FireGuard: A Generalized Microarchitecture for Fine-Grained Security Analysis on OoO Superscalar Cores

TL;DR

FireGuard delivers a practical microarchitecture for fine-grained instruction analysis on OoO superscalar cores by introducing a buffer-free data-forwarding channel, a superscalar event filter, and a broadcast-free mapper. The system supports end-to-end analysis via guardian kernels running on $\upmu$-cores or hardware accelerators and features an ISA/programming model built around FIFO-based interactions on a RISC-V Rocket core. Evaluation across real cores and commercial-like SoCs demonstrates low overheads for common safeguards (e.g., PMC and shadow stack) and competitive detection latencies, with scalable performance as more $\upmu$-cores are added. Feasibility analyses indicate FireGuard can be integrated into modern CPUs with less than $1\%$ area overhead per core, suggesting practical deployment potential for dynamic in-core security analysis. Overall, FireGuard shows that comprehensive, fine-grained hardware-assisted security analysis is feasible and scalable in contemporary processor architectures.

Abstract

High-performance security guarantees rely on hardware support. Generic programmable support for fine-grained instruction analysis has gained broad interest in the literature as a fundamental building block for the security of future processors. Yet, implementation in real out-of-order (OoO) superscalar processors presents tough challenges that cannot be explored in highly abstract simulators. We detail the challenges of implementing complex programmable pathways without critical paths or contention. We then introduce FireGuard, the first implementation of fine-grained instruction analysis on a real OoO superscalar processor. We establish an end-to-end system, including microarchitecture, SoC, ISA and programming model. Experiments show that our solution simultaneously ensures both security and performance of the system, with parallel scalability. We examine the feasibility of building FireGuard into modern SoCs: Apple's M1-Pro, Huawei's Kirin-960, and Intel's i7-12700F, where less than 1% silicon area is introduced.

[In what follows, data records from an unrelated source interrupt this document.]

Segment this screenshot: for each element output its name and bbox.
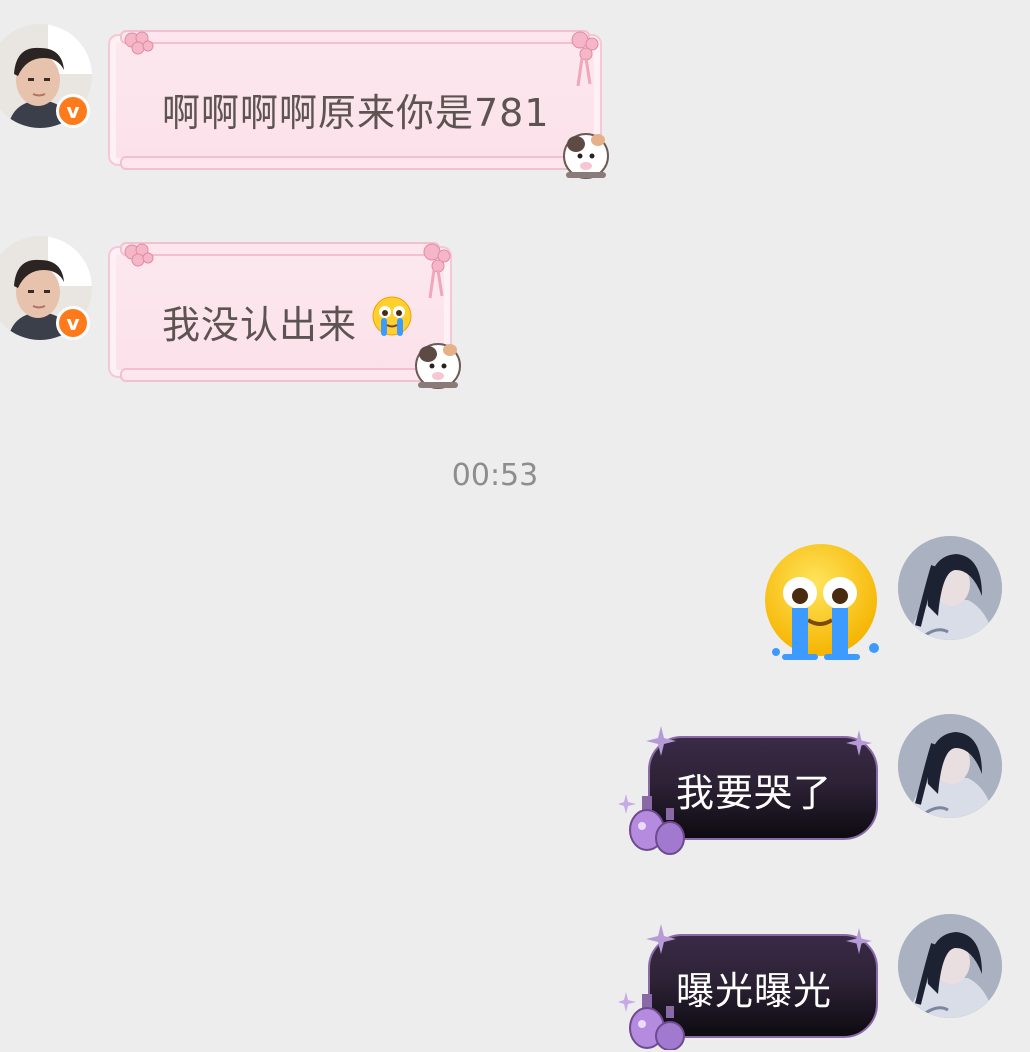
sakura-ribbon-icon	[571, 31, 599, 87]
message-text: 我没认出来	[162, 303, 358, 347]
anime-character-avatar	[898, 536, 1002, 640]
message-bubble[interactable]: 啊啊啊啊原来你是781	[108, 30, 602, 170]
sakura-icon	[124, 243, 154, 267]
sparkle-icon	[646, 726, 676, 756]
message-text: 啊啊啊啊原来你是781	[162, 91, 550, 135]
sparkle-icon	[846, 928, 872, 954]
sparkle-icon	[646, 924, 676, 954]
verified-badge: v	[56, 306, 90, 340]
scroll-decoration	[120, 368, 440, 382]
message-text: 曝光曝光	[676, 969, 833, 1013]
timestamp: 00:53	[451, 458, 539, 493]
sakura-ribbon-icon	[423, 243, 451, 299]
scroll-decoration	[120, 30, 590, 44]
scroll-decoration	[120, 242, 440, 256]
anime-character-avatar	[898, 714, 1002, 818]
scroll-decoration	[120, 156, 590, 170]
my-avatar[interactable]	[898, 536, 1002, 640]
hamster-icon	[563, 133, 609, 179]
crying-emoji-sticker[interactable]	[756, 538, 886, 668]
message-bubble[interactable]: 我没认出来	[108, 242, 452, 382]
potion-bottles-icon	[618, 992, 685, 1050]
my-avatar[interactable]	[898, 914, 1002, 1018]
verified-badge: v	[56, 94, 90, 128]
my-avatar[interactable]	[898, 714, 1002, 818]
hamster-icon	[415, 343, 461, 389]
message-text: 我要哭了	[676, 771, 833, 815]
sakura-icon	[124, 31, 154, 55]
potion-bottles-icon	[618, 794, 685, 855]
anime-character-avatar	[898, 914, 1002, 1018]
sparkle-icon	[846, 730, 872, 756]
crying-emoji-icon	[372, 296, 412, 336]
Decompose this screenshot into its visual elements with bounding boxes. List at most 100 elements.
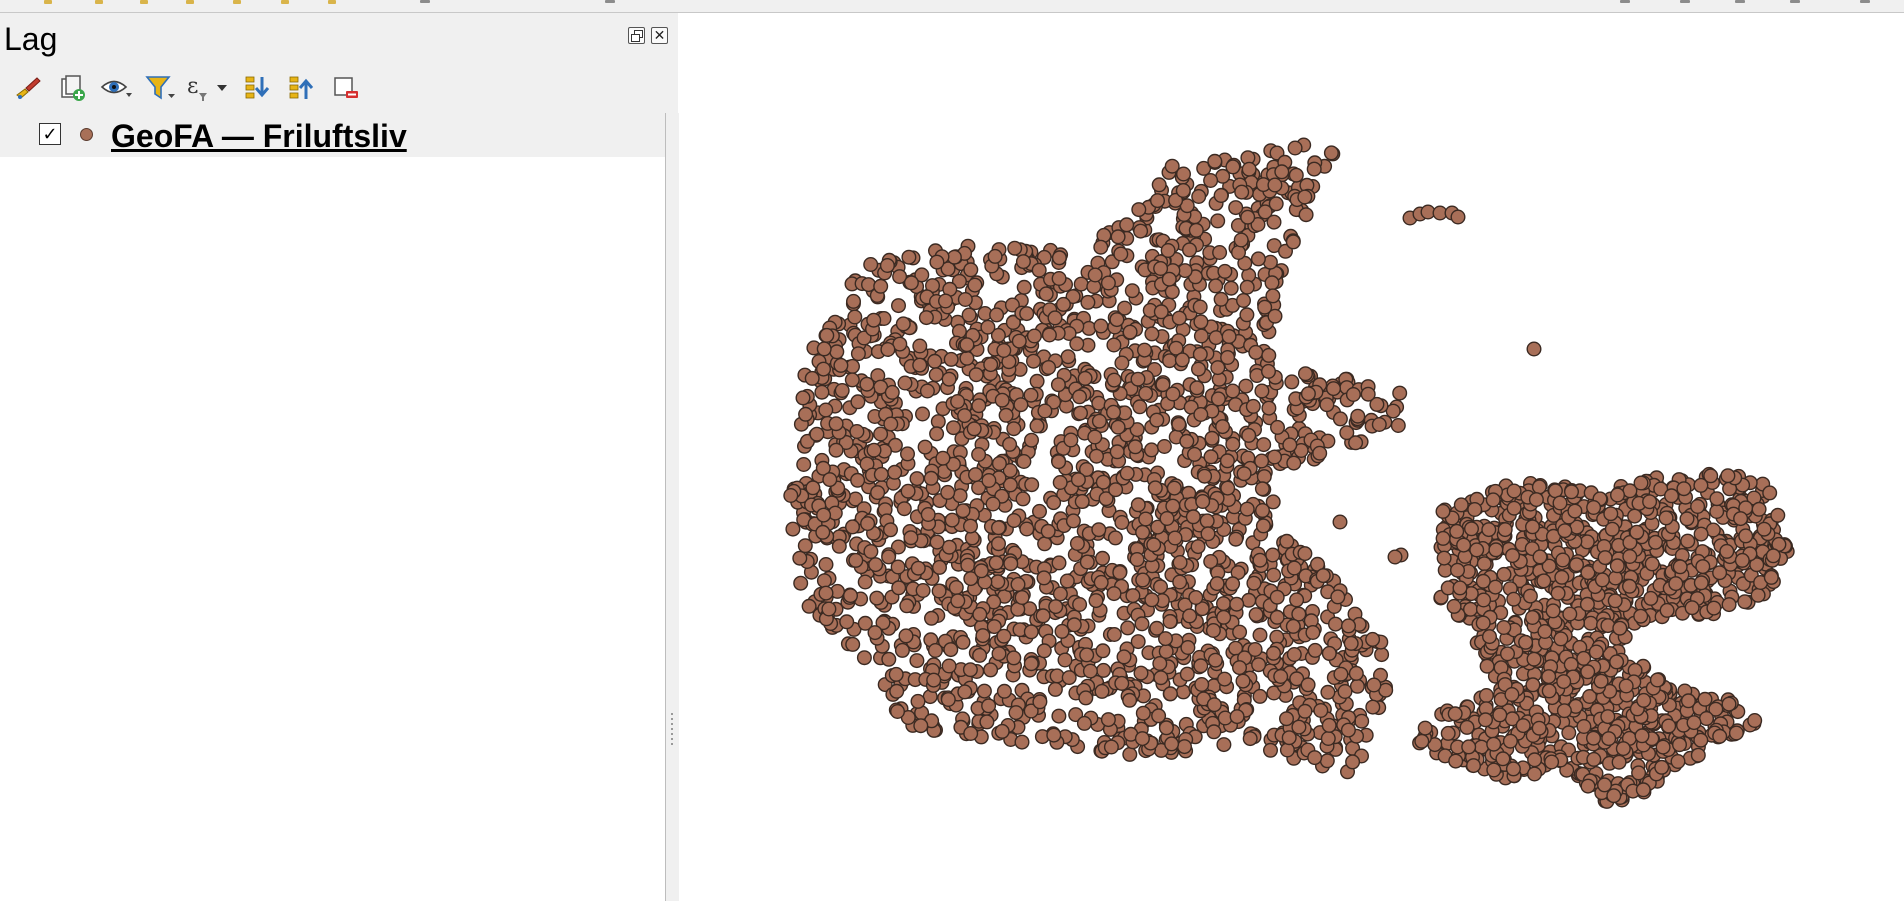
map-point	[828, 416, 844, 432]
map-point	[1588, 644, 1604, 660]
add-group-button[interactable]	[50, 69, 94, 107]
map-point	[1046, 495, 1062, 511]
map-point	[856, 650, 872, 666]
map-point	[890, 298, 906, 314]
map-point	[1728, 725, 1744, 741]
map-point	[1217, 671, 1233, 687]
map-point	[1088, 593, 1104, 609]
layer-name[interactable]: GeoFA — Friluftsliv	[111, 118, 407, 154]
map-point	[1436, 550, 1452, 566]
map-point	[1162, 614, 1178, 630]
map-point	[966, 421, 982, 437]
map-point	[1340, 722, 1356, 738]
layer-visibility-checkbox[interactable]: ✓	[39, 123, 61, 145]
map-point	[1135, 705, 1151, 721]
map-point	[1414, 733, 1430, 749]
map-point	[1332, 514, 1348, 530]
map-point	[860, 277, 876, 293]
filter-expression-button[interactable]: ε	[182, 69, 236, 107]
map-point	[1167, 530, 1183, 546]
toolbar-icon-fragment	[605, 0, 615, 3]
map-point	[815, 361, 831, 377]
map-point	[1150, 193, 1166, 209]
map-point	[1100, 275, 1116, 291]
map-point	[1177, 739, 1193, 755]
map-point	[1712, 728, 1728, 744]
collapse-all-button[interactable]	[280, 69, 324, 107]
map-point	[989, 307, 1005, 323]
map-point	[983, 357, 999, 373]
map-point	[1254, 383, 1270, 399]
map-point	[931, 559, 947, 575]
map-point	[1144, 592, 1160, 608]
map-point	[1122, 692, 1138, 708]
map-point	[1059, 573, 1075, 589]
map-point	[1074, 494, 1090, 510]
map-point	[1114, 515, 1130, 531]
map-point	[1658, 510, 1674, 526]
map-point	[805, 480, 821, 496]
close-panel-icon[interactable]: ✕	[651, 27, 668, 44]
map-point	[1162, 686, 1178, 702]
map-point	[1476, 592, 1492, 608]
map-point	[1456, 537, 1472, 553]
map-point	[1024, 477, 1040, 493]
map-point	[1109, 444, 1125, 460]
remove-layer-button[interactable]	[324, 69, 368, 107]
map-point	[1604, 521, 1620, 537]
map-point	[1267, 177, 1283, 193]
map-point	[1307, 642, 1323, 658]
map-point	[1127, 439, 1143, 455]
map-point	[1269, 589, 1285, 605]
map-point	[961, 307, 977, 323]
map-point	[926, 672, 942, 688]
map-point	[1285, 618, 1301, 634]
map-point	[804, 370, 820, 386]
map-point	[1041, 327, 1057, 343]
map-canvas[interactable]	[679, 13, 1904, 901]
map-point	[1089, 448, 1105, 464]
map-point	[1615, 741, 1631, 757]
toolbar-icon-fragment	[186, 0, 194, 4]
map-point	[1051, 271, 1067, 287]
map-point	[1607, 593, 1623, 609]
panel-splitter[interactable]	[665, 113, 679, 901]
map-point	[1106, 586, 1122, 602]
map-point	[1693, 477, 1709, 493]
float-panel-icon[interactable]	[628, 27, 645, 44]
map-point	[944, 512, 960, 528]
map-point	[1333, 666, 1349, 682]
map-point	[1298, 366, 1314, 382]
map-point	[1223, 280, 1239, 296]
map-point	[1680, 693, 1696, 709]
style-brush-button[interactable]	[6, 69, 50, 107]
map-point	[1236, 466, 1252, 482]
layer-tree-item[interactable]: ✓ GeoFA — Friluftsliv	[0, 113, 665, 157]
map-point	[1189, 380, 1205, 396]
map-point	[1527, 766, 1543, 782]
map-point	[814, 384, 830, 400]
map-point	[1594, 572, 1610, 588]
expand-all-button[interactable]	[236, 69, 280, 107]
manage-visibility-button[interactable]	[94, 69, 138, 107]
map-point	[1179, 433, 1195, 449]
map-point	[1037, 403, 1053, 419]
map-point	[1300, 677, 1316, 693]
map-point	[1054, 623, 1070, 639]
map-point	[1160, 242, 1176, 258]
map-point	[990, 574, 1006, 590]
map-point	[971, 398, 987, 414]
point-symbol-icon	[80, 128, 93, 141]
map-point	[1135, 572, 1151, 588]
map-point	[1014, 590, 1030, 606]
map-point	[1106, 372, 1122, 388]
map-point	[955, 634, 971, 650]
map-point	[1298, 207, 1314, 223]
map-point	[1709, 491, 1725, 507]
map-points-layer	[783, 137, 1795, 809]
map-point	[1633, 608, 1649, 624]
map-point	[1709, 504, 1725, 520]
map-point	[1525, 610, 1541, 626]
filter-legend-button[interactable]	[138, 69, 182, 107]
map-point	[1648, 534, 1664, 550]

The Repo. of FireGuard's source code: https://github.com/SEU-ACAL/reproduce-FireGuard-DAC-25.

Figures (11)

• Figure 1: Overview of FireGuard (Mini-F: Mini-Filter; GID: Group Index; HA: Hardware Accelerator; SE: Scheduling Engine): a buffer-free data-forwarding channel extracts the main core's execution events; b a superscalar filter pre-checks extracted events, identifying relevant instructions and selecting channels for analysis; c an allocator associates an SE to each kernel to distribute contents, and d a distributed fabric network transmits contents to the $\mathbf{\upmu}$cores or HAs; e kernels running on $\mu$cores or HAs fetch contents and validate their security.
• Figure 2: Data-forwarding channel, using PRFs as an example (blue lines: data-forwarding paths; red lines: filtering paths; gray lines: control paths; DP_Sel: Data Path Selection): a commit paths from the ROB are hooked, forwarding retired instructions to mini-filters and storing the PRF access addresses in temporary registers; b mini-filters pre-check the forwarded instructions, sending control signals to PRF controllers when PRF data is selected; c the data-forwarding channel preempts the controllers and feeds the addresses temporarily stored; d the read data is routed back for in-depth analysis.
• Figure 3: Microarchitecture of a mini-filter (gray lines: control paths; WR/RD IFC: Write/Read Interface).
• Figure 4: Reordering with 4-width FIFOs. P[x].y: yth packet in FIFO[x].
• Figure 5: Allocator microarchitecture. 3 GIDs and 4 SEs allocate contents to 16 engines (gray lines: control paths).